Interesting points about Think versus Feel.. funnily enough in the FG community there's a concept of playing by feel and the concept of learning frame data. Old school players play by feel first and foremost and add the frame data on top, modern players looking to advance as soon as possible study frame data before even handling the character.
Then again, I'm always + Frames if I believe hard enough.
Back to input lag, this is also the primary reason why Frame Generated frames are "fake". That and the artifacting.
However I'd love to try high base frame rate, eg 120, doubled to perceptual smoothness of 240.
30 to 60 though? Stuff of nightmares!
Again Input Lag, for me the single most important technical feature.
There's actually a great opportunity for DF to test on games and particular investigate if input lag is variable on PS5 in over heating conditions.

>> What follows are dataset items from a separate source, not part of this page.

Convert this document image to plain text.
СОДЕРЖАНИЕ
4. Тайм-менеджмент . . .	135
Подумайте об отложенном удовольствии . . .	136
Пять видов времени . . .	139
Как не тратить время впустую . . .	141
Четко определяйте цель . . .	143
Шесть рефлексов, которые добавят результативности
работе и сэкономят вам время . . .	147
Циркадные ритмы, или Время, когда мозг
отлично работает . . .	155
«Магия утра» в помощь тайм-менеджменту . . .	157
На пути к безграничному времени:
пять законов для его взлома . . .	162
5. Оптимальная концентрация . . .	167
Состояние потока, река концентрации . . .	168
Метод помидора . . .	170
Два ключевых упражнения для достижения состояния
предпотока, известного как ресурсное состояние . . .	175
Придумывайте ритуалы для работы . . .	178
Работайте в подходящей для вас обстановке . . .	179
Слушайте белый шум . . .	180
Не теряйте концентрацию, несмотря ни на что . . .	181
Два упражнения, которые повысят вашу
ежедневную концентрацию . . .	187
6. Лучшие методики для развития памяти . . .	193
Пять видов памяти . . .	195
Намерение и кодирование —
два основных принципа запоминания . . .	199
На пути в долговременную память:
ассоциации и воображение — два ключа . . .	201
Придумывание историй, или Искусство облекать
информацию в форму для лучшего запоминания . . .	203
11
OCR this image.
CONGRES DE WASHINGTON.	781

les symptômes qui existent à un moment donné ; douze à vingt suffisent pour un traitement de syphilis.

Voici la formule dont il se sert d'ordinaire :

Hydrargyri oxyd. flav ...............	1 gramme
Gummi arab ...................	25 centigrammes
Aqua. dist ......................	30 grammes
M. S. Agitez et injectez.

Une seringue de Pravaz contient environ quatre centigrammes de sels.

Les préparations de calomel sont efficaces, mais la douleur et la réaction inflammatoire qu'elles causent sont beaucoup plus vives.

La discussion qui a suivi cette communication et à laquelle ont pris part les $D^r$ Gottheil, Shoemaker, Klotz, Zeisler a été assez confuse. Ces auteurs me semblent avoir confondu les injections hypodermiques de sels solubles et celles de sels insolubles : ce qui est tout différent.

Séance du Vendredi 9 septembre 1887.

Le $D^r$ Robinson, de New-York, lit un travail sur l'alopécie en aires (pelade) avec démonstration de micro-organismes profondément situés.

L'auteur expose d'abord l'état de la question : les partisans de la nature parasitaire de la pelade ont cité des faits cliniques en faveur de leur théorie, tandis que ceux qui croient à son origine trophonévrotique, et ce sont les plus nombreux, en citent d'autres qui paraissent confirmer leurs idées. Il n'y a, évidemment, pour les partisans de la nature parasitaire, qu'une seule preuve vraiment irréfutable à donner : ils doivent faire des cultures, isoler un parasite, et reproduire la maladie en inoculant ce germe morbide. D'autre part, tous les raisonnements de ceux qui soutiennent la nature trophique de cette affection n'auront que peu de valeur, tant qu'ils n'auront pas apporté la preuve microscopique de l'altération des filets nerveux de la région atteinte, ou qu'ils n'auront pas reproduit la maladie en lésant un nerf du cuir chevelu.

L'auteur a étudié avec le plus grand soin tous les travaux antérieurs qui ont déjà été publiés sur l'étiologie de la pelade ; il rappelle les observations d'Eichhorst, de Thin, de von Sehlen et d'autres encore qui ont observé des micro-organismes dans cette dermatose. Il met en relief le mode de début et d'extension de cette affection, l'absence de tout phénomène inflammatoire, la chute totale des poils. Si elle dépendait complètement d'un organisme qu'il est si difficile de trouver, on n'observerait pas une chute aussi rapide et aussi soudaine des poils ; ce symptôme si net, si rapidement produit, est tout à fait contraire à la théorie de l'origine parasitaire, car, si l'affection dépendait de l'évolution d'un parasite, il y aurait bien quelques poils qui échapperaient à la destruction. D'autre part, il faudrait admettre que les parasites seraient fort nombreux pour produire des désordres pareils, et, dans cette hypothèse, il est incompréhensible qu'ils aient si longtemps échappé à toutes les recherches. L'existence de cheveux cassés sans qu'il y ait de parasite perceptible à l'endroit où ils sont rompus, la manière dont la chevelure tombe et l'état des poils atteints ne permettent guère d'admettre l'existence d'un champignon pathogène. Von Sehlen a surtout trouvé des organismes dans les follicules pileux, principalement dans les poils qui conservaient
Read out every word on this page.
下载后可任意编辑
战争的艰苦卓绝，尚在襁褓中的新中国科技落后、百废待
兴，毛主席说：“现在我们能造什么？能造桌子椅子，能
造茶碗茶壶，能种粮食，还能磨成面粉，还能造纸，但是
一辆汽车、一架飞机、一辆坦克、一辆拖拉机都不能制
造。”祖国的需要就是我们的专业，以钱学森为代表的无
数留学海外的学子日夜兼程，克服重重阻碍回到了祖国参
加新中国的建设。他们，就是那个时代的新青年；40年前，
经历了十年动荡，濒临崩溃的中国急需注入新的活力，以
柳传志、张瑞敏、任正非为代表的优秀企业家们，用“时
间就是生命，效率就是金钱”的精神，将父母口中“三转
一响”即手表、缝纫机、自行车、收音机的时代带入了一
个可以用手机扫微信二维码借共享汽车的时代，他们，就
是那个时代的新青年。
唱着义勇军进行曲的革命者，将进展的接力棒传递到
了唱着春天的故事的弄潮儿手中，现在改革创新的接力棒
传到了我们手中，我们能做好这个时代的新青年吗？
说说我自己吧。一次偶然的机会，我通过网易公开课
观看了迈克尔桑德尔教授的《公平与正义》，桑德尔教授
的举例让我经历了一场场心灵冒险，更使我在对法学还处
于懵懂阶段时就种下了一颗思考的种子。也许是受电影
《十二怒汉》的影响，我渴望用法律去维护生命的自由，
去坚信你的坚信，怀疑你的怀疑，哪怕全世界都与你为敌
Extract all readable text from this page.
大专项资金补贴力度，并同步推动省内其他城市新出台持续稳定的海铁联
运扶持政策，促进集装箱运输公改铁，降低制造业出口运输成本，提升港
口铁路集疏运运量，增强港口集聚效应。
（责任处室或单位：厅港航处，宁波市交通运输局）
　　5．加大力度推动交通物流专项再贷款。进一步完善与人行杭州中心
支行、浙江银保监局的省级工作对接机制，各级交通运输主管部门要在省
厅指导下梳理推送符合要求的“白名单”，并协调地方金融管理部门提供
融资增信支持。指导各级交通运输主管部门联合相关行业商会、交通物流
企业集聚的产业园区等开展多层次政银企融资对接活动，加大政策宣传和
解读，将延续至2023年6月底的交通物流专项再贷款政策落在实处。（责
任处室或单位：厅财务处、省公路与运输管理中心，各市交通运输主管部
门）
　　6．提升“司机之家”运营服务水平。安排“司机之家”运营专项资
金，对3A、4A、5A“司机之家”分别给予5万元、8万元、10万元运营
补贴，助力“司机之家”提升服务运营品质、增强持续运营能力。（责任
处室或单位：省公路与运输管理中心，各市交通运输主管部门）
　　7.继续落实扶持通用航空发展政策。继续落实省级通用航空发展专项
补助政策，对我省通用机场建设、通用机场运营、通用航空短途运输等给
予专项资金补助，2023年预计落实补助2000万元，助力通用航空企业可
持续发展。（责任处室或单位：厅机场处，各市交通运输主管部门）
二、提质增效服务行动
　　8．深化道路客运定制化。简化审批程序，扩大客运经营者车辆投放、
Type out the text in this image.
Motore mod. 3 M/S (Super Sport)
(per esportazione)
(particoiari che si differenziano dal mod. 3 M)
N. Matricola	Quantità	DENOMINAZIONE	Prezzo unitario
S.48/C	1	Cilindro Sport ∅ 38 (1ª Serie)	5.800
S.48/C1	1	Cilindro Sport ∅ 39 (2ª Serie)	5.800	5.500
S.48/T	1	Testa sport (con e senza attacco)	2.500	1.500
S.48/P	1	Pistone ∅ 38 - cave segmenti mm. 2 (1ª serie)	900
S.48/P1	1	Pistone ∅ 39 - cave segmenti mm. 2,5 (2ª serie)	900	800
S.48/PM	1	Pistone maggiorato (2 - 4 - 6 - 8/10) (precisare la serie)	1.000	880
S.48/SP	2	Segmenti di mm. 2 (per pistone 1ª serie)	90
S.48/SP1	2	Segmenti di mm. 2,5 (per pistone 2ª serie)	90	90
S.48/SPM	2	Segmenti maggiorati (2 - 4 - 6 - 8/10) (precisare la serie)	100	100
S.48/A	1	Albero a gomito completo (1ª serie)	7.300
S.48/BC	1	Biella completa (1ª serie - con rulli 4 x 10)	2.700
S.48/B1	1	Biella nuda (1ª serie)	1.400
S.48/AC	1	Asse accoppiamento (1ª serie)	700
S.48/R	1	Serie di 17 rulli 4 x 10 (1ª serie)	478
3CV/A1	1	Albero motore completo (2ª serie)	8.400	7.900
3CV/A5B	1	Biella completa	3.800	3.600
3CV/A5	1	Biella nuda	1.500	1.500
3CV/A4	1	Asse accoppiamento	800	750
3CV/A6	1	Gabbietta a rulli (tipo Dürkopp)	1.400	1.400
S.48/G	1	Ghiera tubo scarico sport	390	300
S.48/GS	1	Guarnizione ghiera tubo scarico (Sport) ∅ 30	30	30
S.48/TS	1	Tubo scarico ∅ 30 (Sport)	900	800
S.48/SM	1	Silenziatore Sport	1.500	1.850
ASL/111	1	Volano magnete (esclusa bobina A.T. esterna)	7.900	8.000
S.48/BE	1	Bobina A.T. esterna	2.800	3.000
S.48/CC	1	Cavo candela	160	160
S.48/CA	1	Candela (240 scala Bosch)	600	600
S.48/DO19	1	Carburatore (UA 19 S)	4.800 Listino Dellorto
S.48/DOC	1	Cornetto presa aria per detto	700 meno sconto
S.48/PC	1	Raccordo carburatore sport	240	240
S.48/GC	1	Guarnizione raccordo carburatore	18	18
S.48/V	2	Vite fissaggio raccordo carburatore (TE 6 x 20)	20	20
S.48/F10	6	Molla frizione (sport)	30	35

There's long been an imo false narrative that Street Fighter becomes laggy on PS5s that are on for too long or get too hot at tournaments.
What is actually happening is a combination of lag from The System/Screen/Game being introduced by the particular set up (at a tournament there are hundreds) not being configured properly.
SF6 of PS5 should be running at 120hz output, on a PS5 with VRR enabled on a low lag 120hz VRR display.
I've always been interested in the input lag on displays — thank goodness for the emergence of 'Game Mode' on most televisions these days — but it's AV amps (Receivers if you prefer, or are American) that often generate lag.
Although perhaps the new HDMI standards are fixing that.
I've always been interested in the input lag on displays — thank goodness for the emergence of 'Game Mode' on most televisions these days — but it's AV amps (Receivers if you prefer, or are American) that often generate lag.
Although perhaps the new HDMI standards are fixing that.
Shouldn't do, not if you switch off your AVR's video processing. I've had a number of AVRs from different brands over the years and not one has introduced input lag with the processing bypassed (I have a Leo Bodnar lag tester).
Shouldn't do, not if you switch off your AVR's video processing. I've had a number of AVRs from different brands over the years and not one has introduced input lag with the processing bypassed (I have a Leo Bodnar lag tester).
I know they shouldn't do, but what about if they put their own digital graphics on screen, like volume changes?